Naciri Bennani Hamza, Elimby Lionel, Terrec Florian, Malvezzi Paolo, Noble Johan, Jouve Thomas, Rostaing Lionel
Nephrology, Hemodialysis, Apheresis and Kidney Transplantation Department, Grenoble University Hospital, 38000 Grenoble, France.
Nephrology Department, Grenoble Alpes University, 38000 Grenoble, France.
J Clin Med. 2021 Dec 24;11(1):93. doi: 10.3390/jcm11010093.
Primary focal segmental glomerulosclerosis (FSGS) is associated with a high risk of recurrence after kidney transplantation with a major risk of graft loss despite preventive or curative treatments.
to assess graft survival in FSGS kidney-transplant recipients and to compare those that had a relapse with those that had no relapse.
PATIENTS/METHODS: we included 17 FSGS kidney-transplant recipients between January 2000 and January 2020, separated retrospectively into two groups (recurrences: = 8 patients; no recurrences: = 9 patients). FSGS recurrence was defined as having proteinuria of ≥3 g/g or urinary creatinine of ≥3 g/day. All patients received an induction therapy; maintenance immunosuppressive therapy at post-transplantation relied on tacrolimus/mycophenolate mofetil/steroids. In order to prevent or treat FSGS recurrence, patients received apheresis sessions plus rituximab.
FSGS recurrence rate was 47%. All patients that relapsed with a first graft also relapsed with subsequent grafts. Median time to recurrence was 3 (min: 1; max: 4745) days, despite rituximab/apheresis prophylaxis. Mean age was significantly lower in the relapsers (group 1) than in the non-relapsers (group 2); i.e., 47 ± 11 vs. 58 ± 9 years ( = 0.04). Time to progression to stage 5 chronic kidney disease (CKD) and young age at FSGS diagnosis were lower in group 1 compared to group 2; i.e., 5 (min: 1; max: 26) vs. 2 (min: 1; max: 26) years, and 16 (min: 4; max: 55) vs. 34 (min: 6; max 48) years, respectively. There was no difference between the two groups in terms of progression to CKD stage 5 on the native kidneys, averaging 7 years in both groups ( = 0.99). In group 1, seven patients received rituximab/apheresis prophylaxis, although this did not prevent the recurrence of FSGS.

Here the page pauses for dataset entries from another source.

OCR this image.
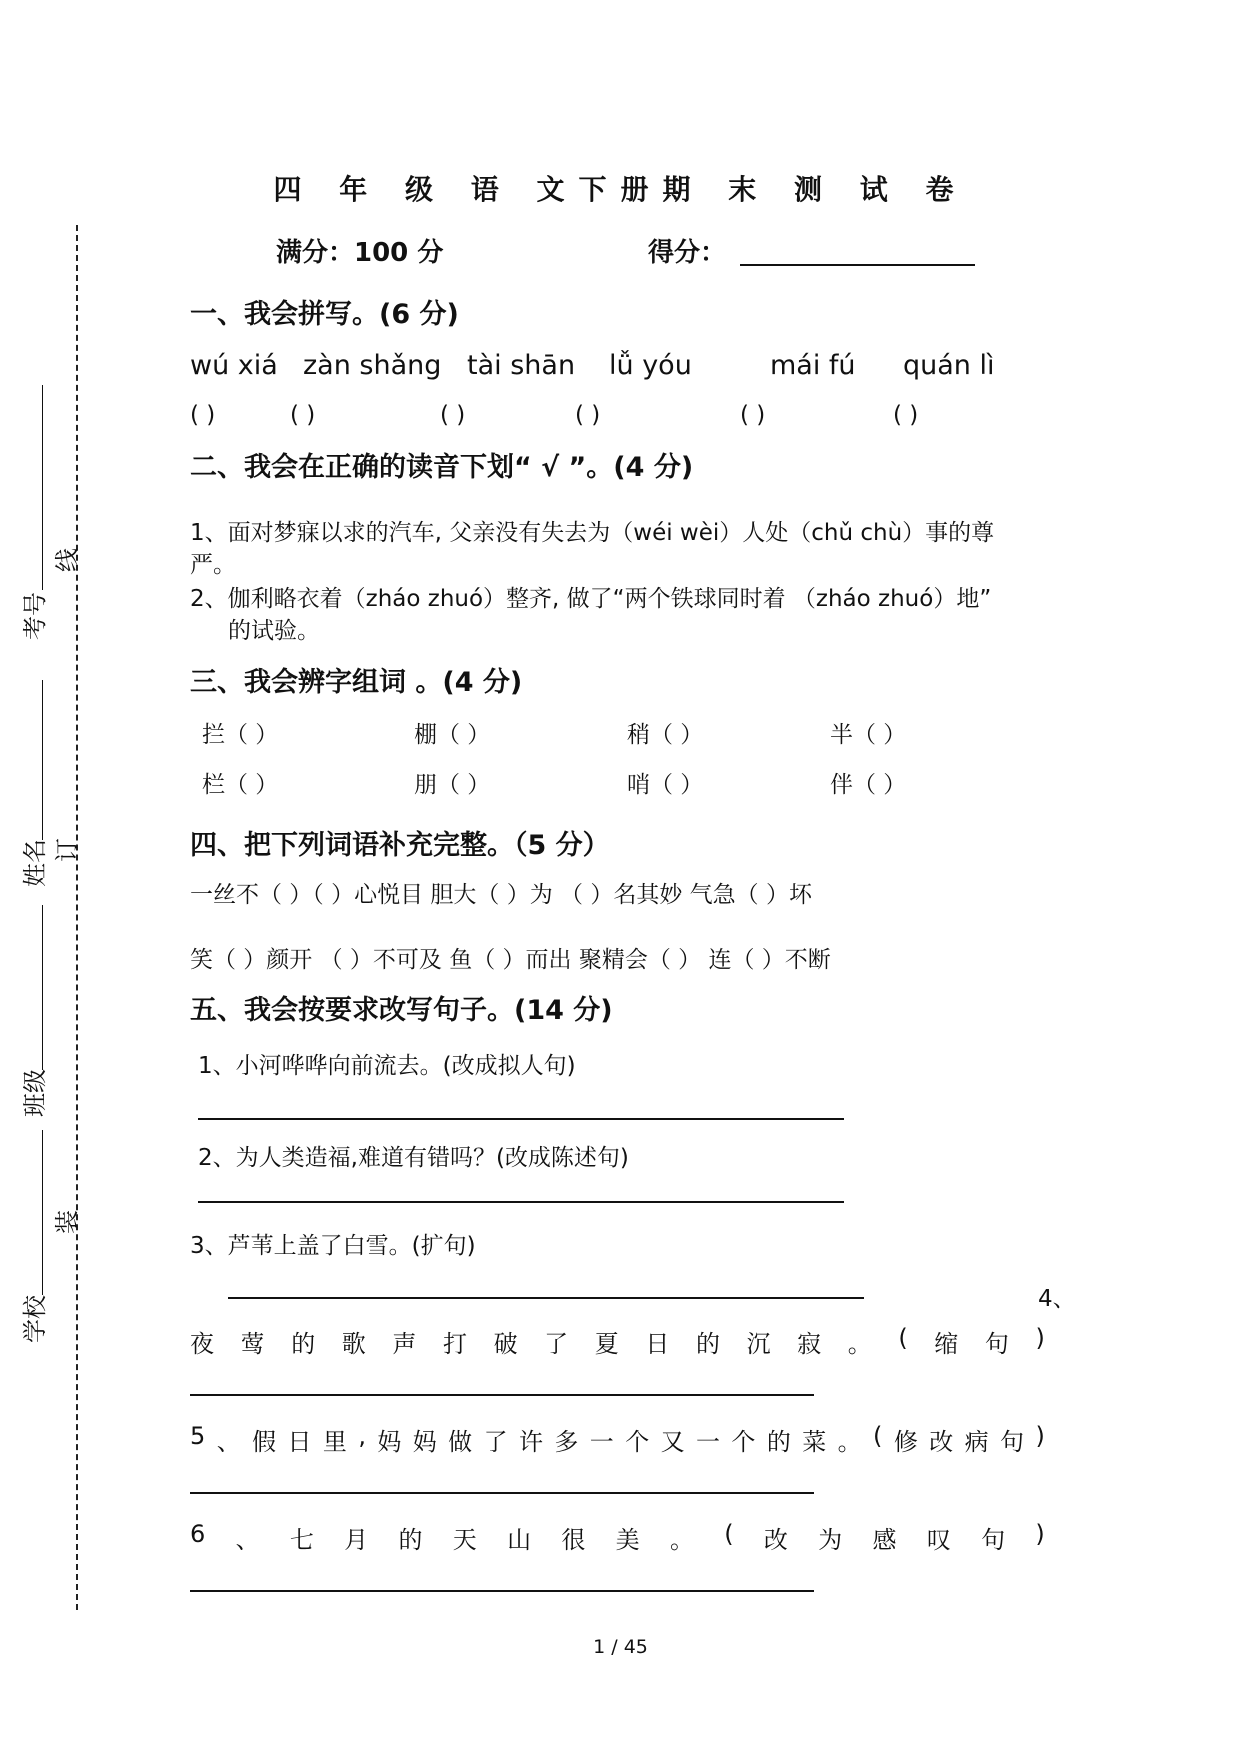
考号
姓名
班级
学校
线
订
装
四 年 级 语 文下册期 末 测 试 卷
满分：100 分	得分：
一、我会拼写。(6 分)
wú xiá zàn shǎng tài shān lǚ yóu	mái fú quán lì
( )	( )	( )	( )	( )	( )
二、我会在正确的读音下划“ √ ”。(4 分)
1、面对梦寐以求的汽车, 父亲没有失去为（wéi wèi）人处（chǔ chù）事的尊
严。
2、伽利略衣着（zháo zhuó）整齐, 做了“两个铁球同时着 （zháo zhuó）地”
的试验。
三、我会辨字组词 。(4 分)
拦（ ）	棚（ ）	稍（ ）	半（ ）
栏（ ）	朋（ ）	哨（ ）	伴（ ）
四、把下列词语补充完整。（5 分）
一丝不（ ）（ ）心悦目 胆大（ ）为 （ ）名其妙 气急（ ）坏
笑（ ）颜开 （ ）不可及 鱼（ ）而出 聚精会（ ） 连（ ）不断
五、我会按要求改写句子。(14 分)
1、小河哗哗向前流去。(改成拟人句)
2、为人类造福,难道有错吗？(改成陈述句)
3、芦苇上盖了白雪。(扩句)
4、
夜 莺 的 歌 声 打 破 了 夏 日 的 沉 寂 。 ( 缩 句 )
5 、 假 日 里 , 妈 妈 做 了 许 多 一 个 又 一 个 的 菜 。 ( 修 改 病 句 )
6 、 七 月 的 天 山 很 美 。 ( 改 为 感 叹 句 )
1 / 45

pretransplant prophylaxis with plasmapheresis/rituximab did not appear to reduce the risk of recurrence of primary FSGS on the graft, but could allow remission in the event of recurrence.

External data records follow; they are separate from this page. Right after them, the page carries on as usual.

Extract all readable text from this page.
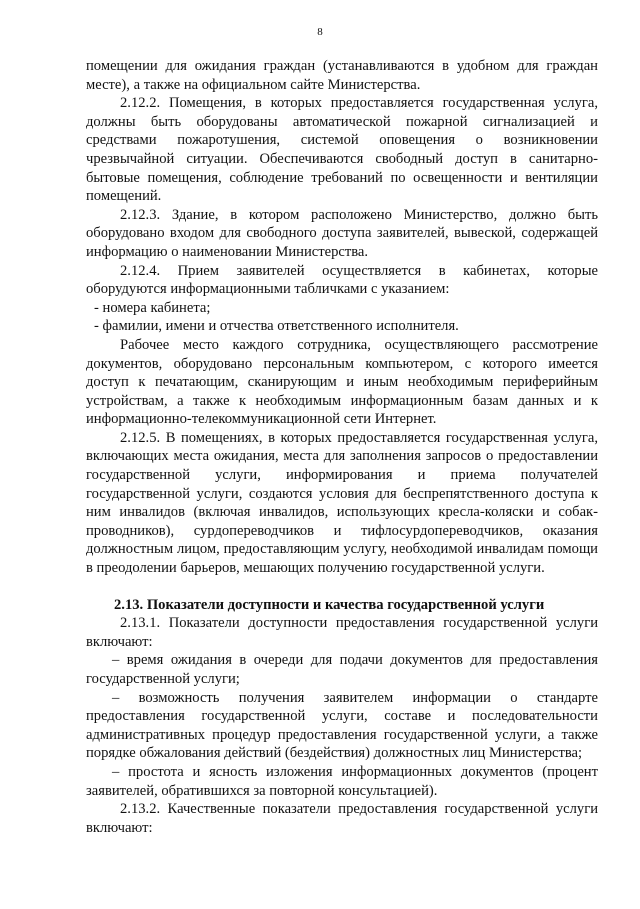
8

помещении для ожидания граждан (устанавливаются в удобном для граждан месте), а также на официальном сайте Министерства.

2.12.2. Помещения, в которых предоставляется государственная услуга, должны быть оборудованы автоматической пожарной сигнализацией и средствами пожаротушения, системой оповещения о возникновении чрезвычайной ситуации. Обеспечиваются свободный доступ в санитарно-бытовые помещения, соблюдение требований по освещенности и вентиляции помещений.

2.12.3. Здание, в котором расположено Министерство, должно быть оборудовано входом для свободного доступа заявителей, вывеской, содержащей информацию о наименовании Министерства.

2.12.4. Прием заявителей осуществляется в кабинетах, которые оборудуются информационными табличками с указанием:

- номера кабинета;

- фамилии, имени и отчества ответственного исполнителя.

Рабочее место каждого сотрудника, осуществляющего рассмотрение документов, оборудовано персональным компьютером, с которого имеется доступ к печатающим, сканирующим и иным необходимым периферийным устройствам, а также к необходимым информационным базам данных и к информационно-телекоммуникационной сети Интернет.

2.12.5. В помещениях, в которых предоставляется государственная услуга, включающих места ожидания, места для заполнения запросов о предоставлении государственной услуги, информирования и приема получателей государственной услуги, создаются условия для беспрепятственного доступа к ним инвалидов (включая инвалидов, использующих кресла-коляски и собак-проводников), сурдопереводчиков и тифлосурдопереводчиков, оказания должностным лицом, предоставляющим услугу, необходимой инвалидам помощи в преодолении барьеров, мешающих получению государственной услуги.

2.13. Показатели доступности и качества государственной услуги

2.13.1. Показатели доступности предоставления государственной услуги включают:

– время ожидания в очереди для подачи документов для предоставления государственной услуги;

– возможность получения заявителем информации о стандарте предоставления государственной услуги, составе и последовательности административных процедур предоставления государственной услуги, а также порядке обжалования действий (бездействия) должностных лиц Министерства;

– простота и ясность изложения информационных документов (процент заявителей, обратившихся за повторной консультацией).

2.13.2. Качественные показатели предоставления государственной услуги включают:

原发性局灶节段性肾小球硬化(FSGS)与肾移植后高复发风险相关,尽管有预防性或治疗性措施,但仍有较高的移植肾丢失风险。
评估FSGS肾移植受者的移植肾存活率,并比较复发者和未复发者的情况。
患者/方法:我们纳入了2000年1月至2020年1月期间的17例FSGS肾移植受者,回顾性地分为两组(复发组:8例患者;未复发组:9例患者)。FSGS复发定义为蛋白尿≥3g/g或尿肌酐≥3g/天。所有患者均接受诱导治疗;移植后维持免疫抑制治疗依赖他克莫司/霉酚酸酯/类固醇。为预防或治疗FSGS复发,患者接受了血浆置换联合利妥昔单抗治疗。
FSGS复发率为47%。所有首次移植复发的患者后续移植也复发。尽管采用了利妥昔单抗/血浆置换预防措施,但复发的中位时间为3(最小值:1;最大值:4745)天。复发组(第1组)的平均年龄显著低于未复发组(第2组);即47±11岁对58±9岁(P = 0.04)。与第2组相比,第1组进展至5期慢性肾脏病(CKD)的时间和FSGS诊断时的年轻年龄更低;即分别为5(最小值:1;最大值:26)年对2(最小值:1;最大值:26)年,以及16(最小值:4;最大值:55)岁对34(最小值:6;最大值:48)岁。两组在原发性肾脏进展至CKD 5期方面无差异,两组平均均为7年(P = 0.99)。在第1组中,7例患者接受了利妥昔单抗/血浆置换预防措施,尽管这并未预防FSGS的复发。
移植前采用血浆置换/利妥昔单抗预防似乎并未降低移植肾原发性FSGS的复发风险,但在复发时可能实现缓解。